E-mail in class grows as an instructional tool

(N.Y.) A 5,800-student district on the state’s western border plans to open the school year with a new communication tool in place for its older pupils – their own school email accounts.

When classes resume Sept. 8, middle and high school students at Lancaster Central School District will be able to create their own district-based email accounts to communicate with teachers, collaborate with peers or seek information from college and career professionals.

“Based on student request, we are opening a gateway to an enhanced level of communication and will become one of the first school districts in Western New York to give all students in grades seven through 12 their own email accounts,” district superintendent Michael Vallely wrote for an editorial published late last week in the Lancaster Bee.

Lancaster students, Vallely noted, have expressed to him their desire to learn how to maintain an email account for success in college and the workforce.

“By providing student email accounts,” he stated, “we are giving students a tool that will have an immediate impact on their academic lives.”

School-affiliated student email accounts, while not a new concept, appear to be springing up in more and more K-12 districts across the country as they transition to teaching new curriculum and administering computer-aided tests based on Common Core State Standards. The Common Core’s focus on college- and career-preparedness naturally lends itself to the use of modern technology, to deliver instruction as well as drive student learning.
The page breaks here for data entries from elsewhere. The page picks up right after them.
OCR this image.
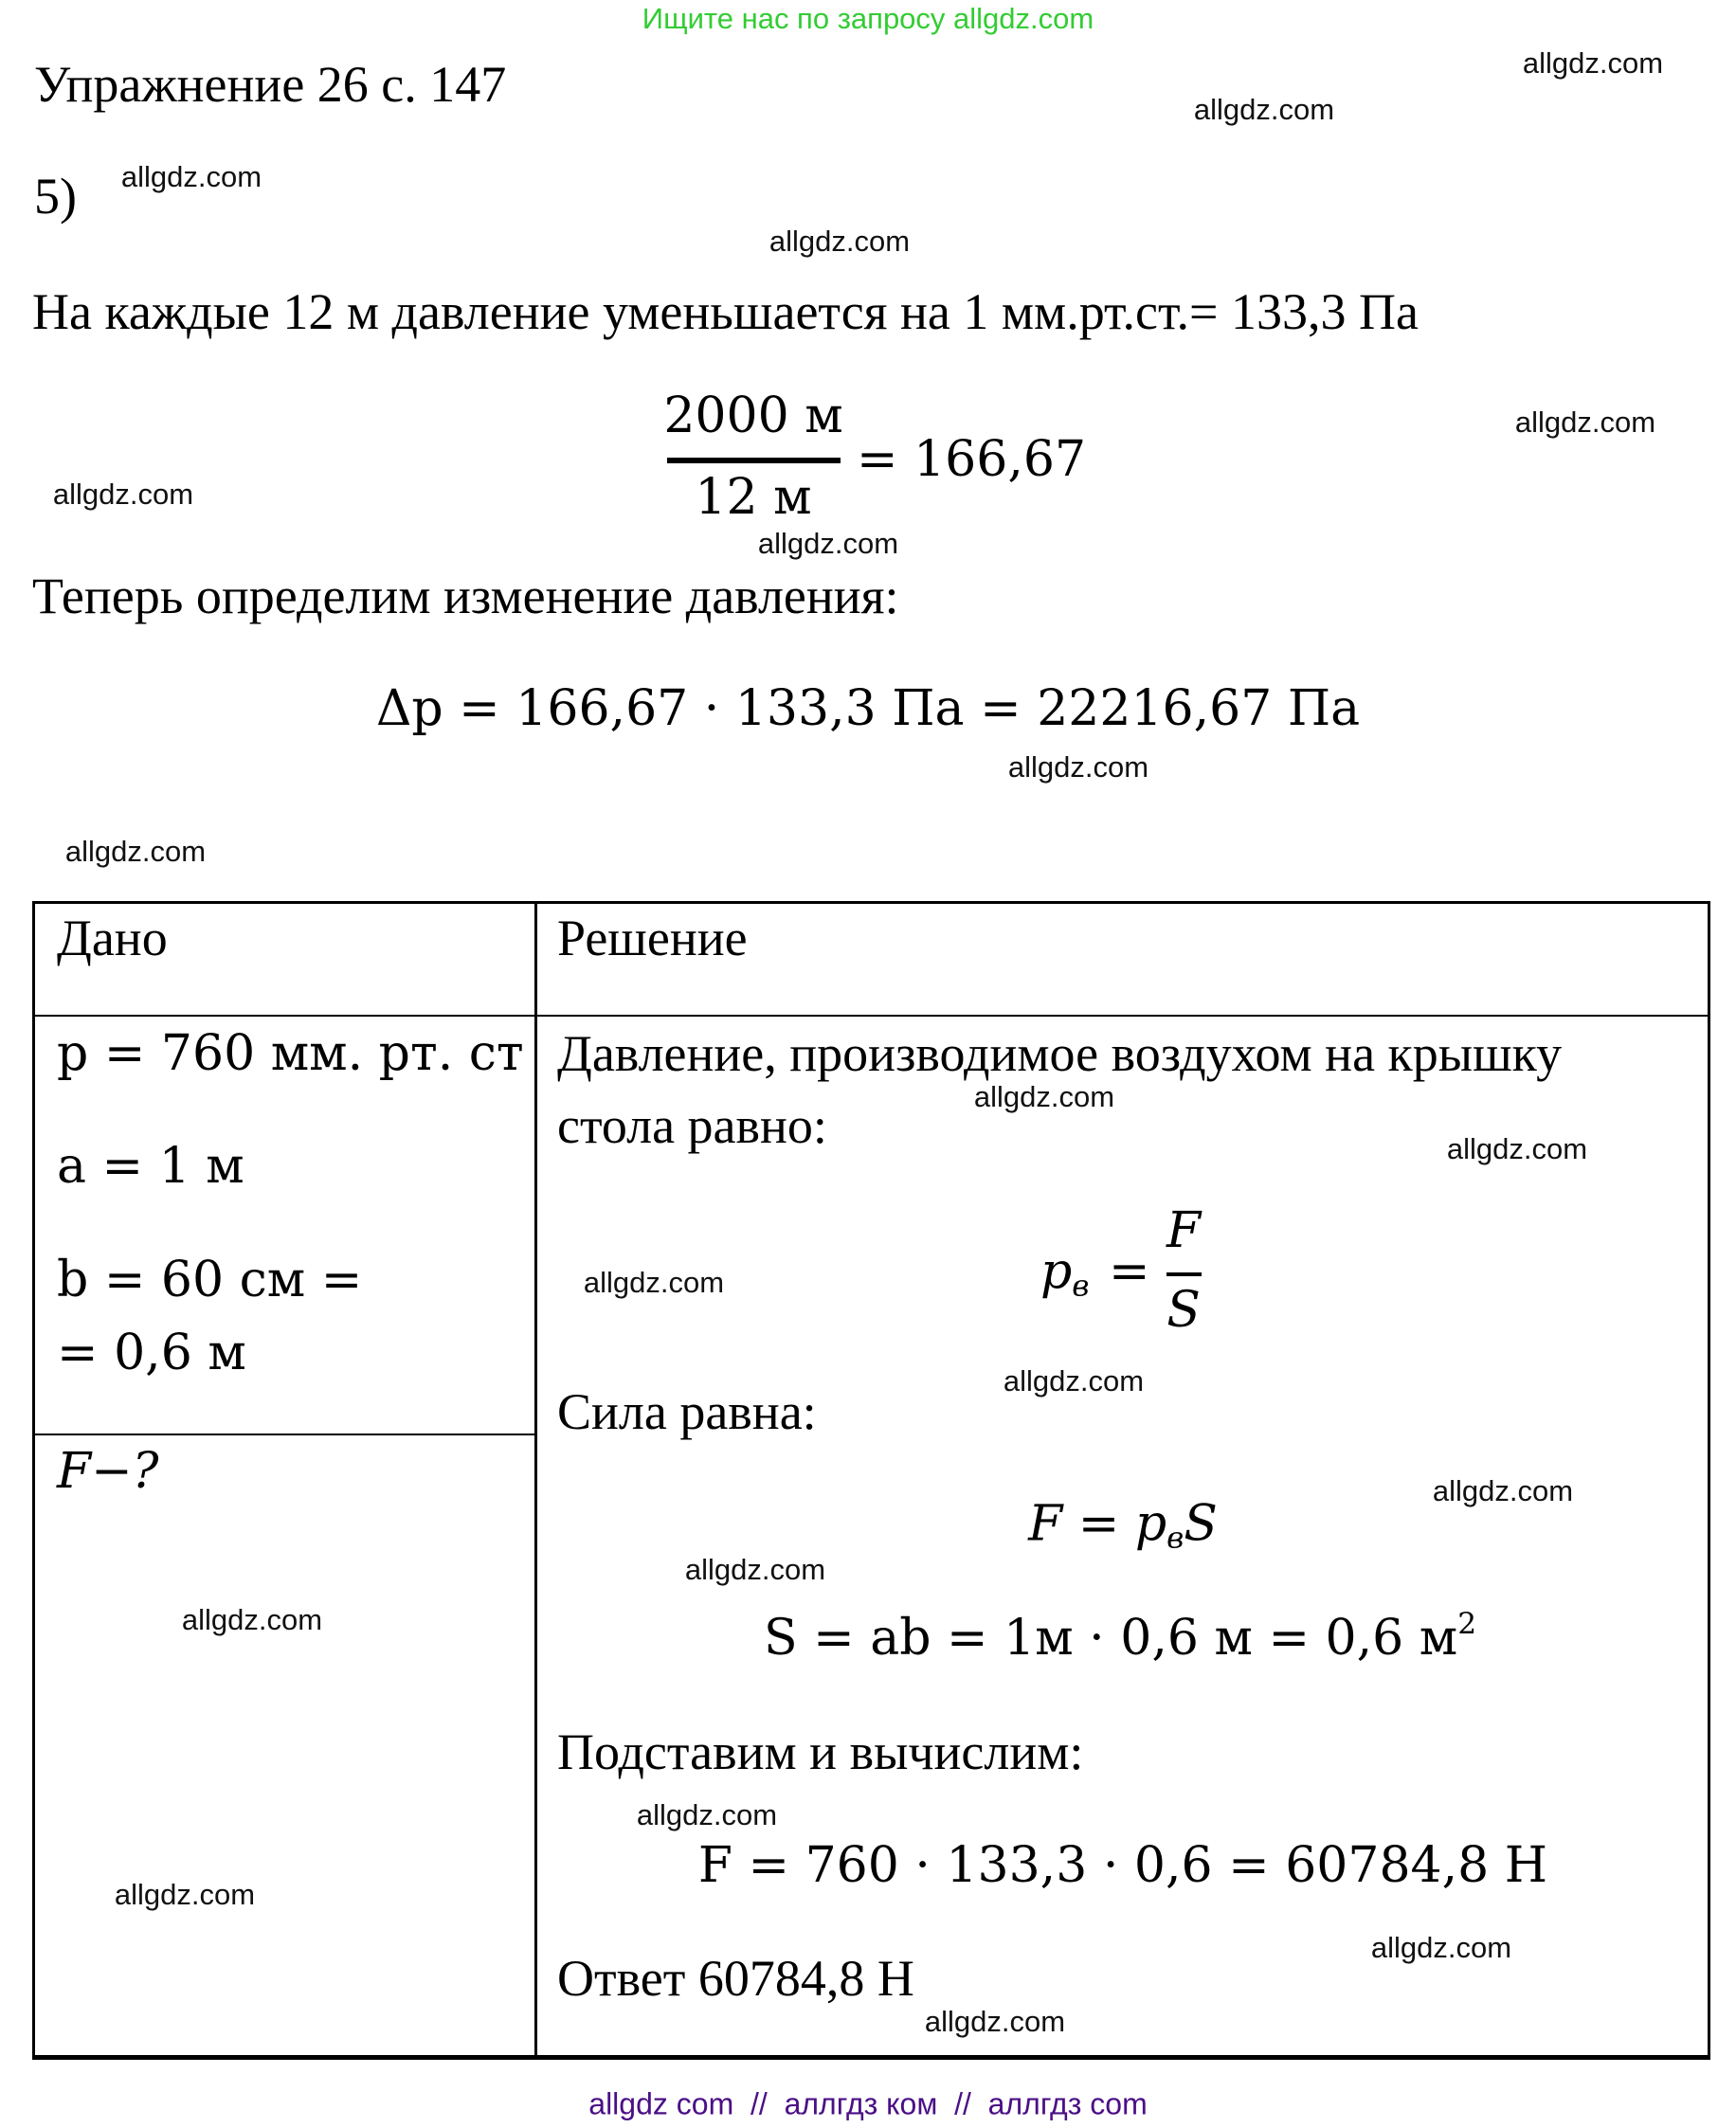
Ищите нас по запросу allgdz.com
Упражнение 26 с. 147
5)
На каждые 12 м давление уменьшается на 1 мм.рт.ст.= 133,3 Па
2000 м
12 м
= 166,67
Теперь определим изменение давления:
Δp = 166,67 · 133,3 Па = 22216,67 Па
Дано	Решение
p = 760 мм. рт. ст
a = 1 м
b = 60 см =
= 0,6 м
F−?
Давление, производимое воздухом на крышку
стола равно:
$p_в$ =
F
S
Сила равна:
$F = p_вS$
S = ab = 1м · 0,6 м = 0,6 $м^2$
Подставим и вычислим:
F = 760 · 133,3 · 0,6 = 60784,8 Н
Ответ 60784,8 Н
allgdz.com
allgdz.com
allgdz.com
allgdz.com
allgdz.com
allgdz.com
allgdz.com
allgdz.com
allgdz.com
allgdz.com
allgdz.com
allgdz.com
allgdz.com
allgdz.com
allgdz.com
allgdz.com
allgdz.com
allgdz.com
allgdz.com
allgdz.com
allgdz com  //  аллгдз ком  //  аллгдз com
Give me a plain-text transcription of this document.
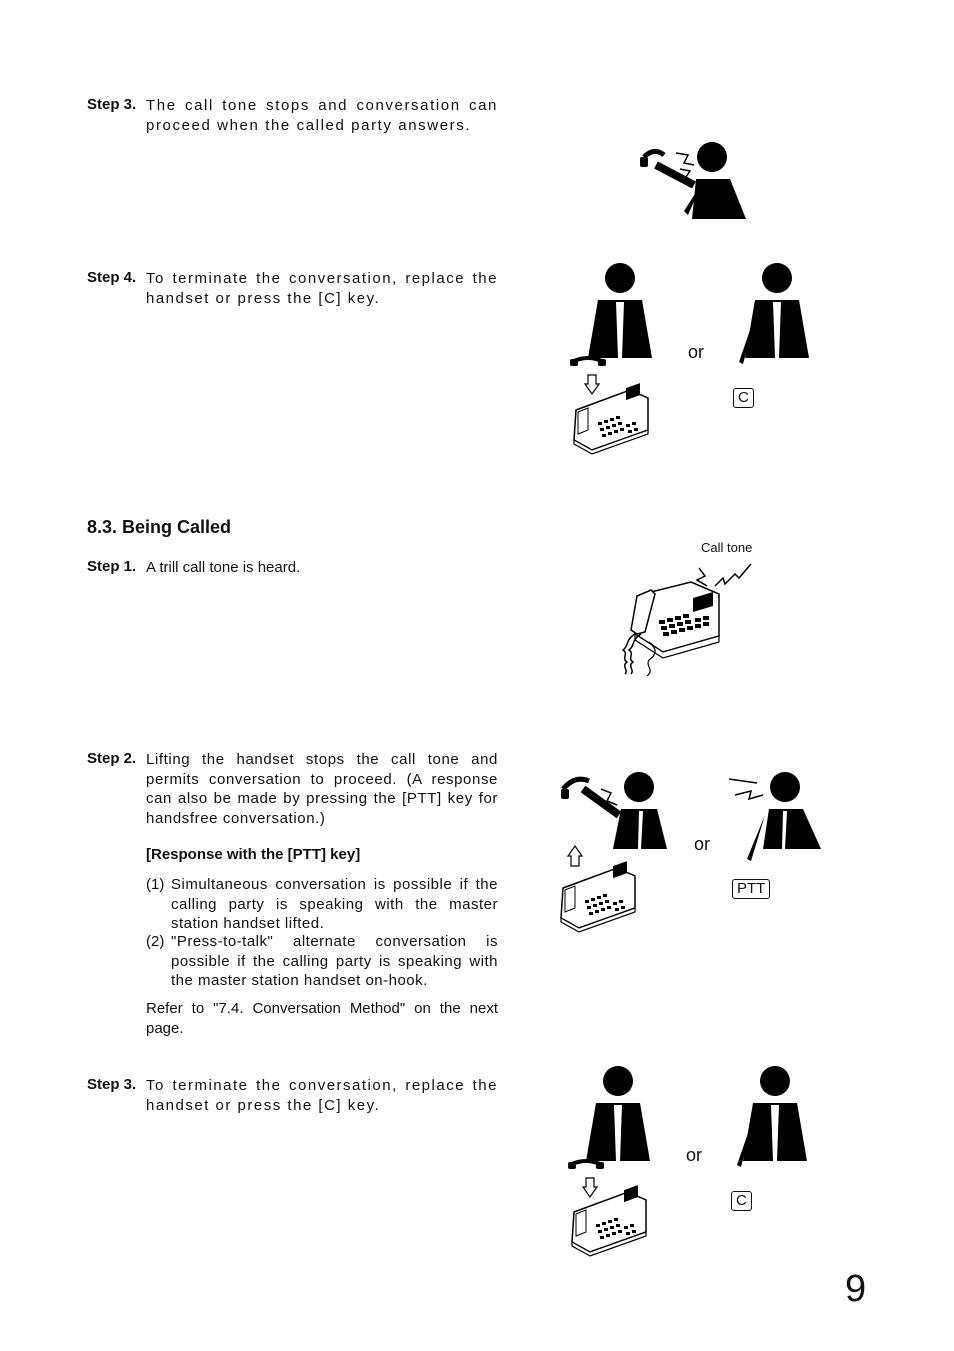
Step 3. The call tone stops and conversation can proceed when the called party answers.
Step 4. To terminate the conversation, replace the handset or press the [C] key.
or
C
8.3. Being Called
Step 1. A trill call tone is heard.
Call tone
Step 2. Lifting the handset stops the call tone and permits conversation to proceed. (A response can also be made by pressing the [PTT] key for handsfree conversation.)
[Response with the [PTT] key]
(1) Simultaneous conversation is possible if the calling party is speaking with the master station handset lifted.
(2) "Press-to-talk" alternate conversation is possible if the calling party is speaking with the master station handset on-hook.
Refer to "7.4. Conversation Method" on the next page.
or
PTT
Step 3. To terminate the conversation, replace the handset or press the [C] key.
or
C
9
A cursory check of the Internet revealed a lengthy list of districts – from Roseville, Calif. to Tolland, Conn. – that rolled out school-based student email accounts for the first time just last fall.

In addition to being able to use their district-issued email accounts to pose questions to teachers or reach out to each other about assignments and activities, students are learning proper use of the digital communication tool still used most often in the workplace.

“While text messaging is expedient, e-mail will help students become accustomed to a more formal model of communicating complex ideas,” Vallely wrote in his opinion piece. “Access to district-issued email is particularly vital to students who are seeking to secure internship opportunities or follow up on networking connections made with professionals who are linked to our academies.”

In a letter that went out to Tolland High School parents and students last fall, principal Dominique Fox said student email accounts were being offered because of the “wealth of educational resources available online” that require use of a district-affiliated email account.

“Some of these include Office365, Google Docs, Prezi, Diigo and more,” Fox wrote. “We are also hoping that these accounts will allow us to facilitate additional communication in and outside the classroom setting.”

Policies vary around how and when students may use their in-house email accounts, but many also contain introductory language reminding staff and students that use of district technology is a privilege requiring responsible and ethical use.   

Some local educational agencies allow access only during school hours while the pupil is using a district-owned computer or other digital device. In other places, students can log in to their account from anywhere at any time using any device.

Either way, most LEAs take maximum security precautions to prevent not only outsider access but student misuse as well.

At St. Charles East High School in St. Charles, Ill., students may access their email accounts at any time using a computer or mobile device and are encouraged on the school website to use them “for their official school business – to email teachers, to sign up for online educational tools, and to keep themselves organized using the calendar.”

The online notice also warns students that their accounts are restricted to receiving emails only from within the school and other approved sites, and that the information is monitored.

“Software is being used to 'flag' emails containing inappropriate attachments and language,” officials wrote.

Policies also generally contain a list of “unacceptable uses” of electronic mail and possible consequences of not following the guidelines.

Lancaster policy states that student email may not be used for unlawful activities, commercial purposes, personal financial gain, false identity in email communications, misrepresentation of the Lancaster Central School District, distribution of electronic chain letters or unsolicited mass communications and disruption, corruption or obstruction of electronic email communications.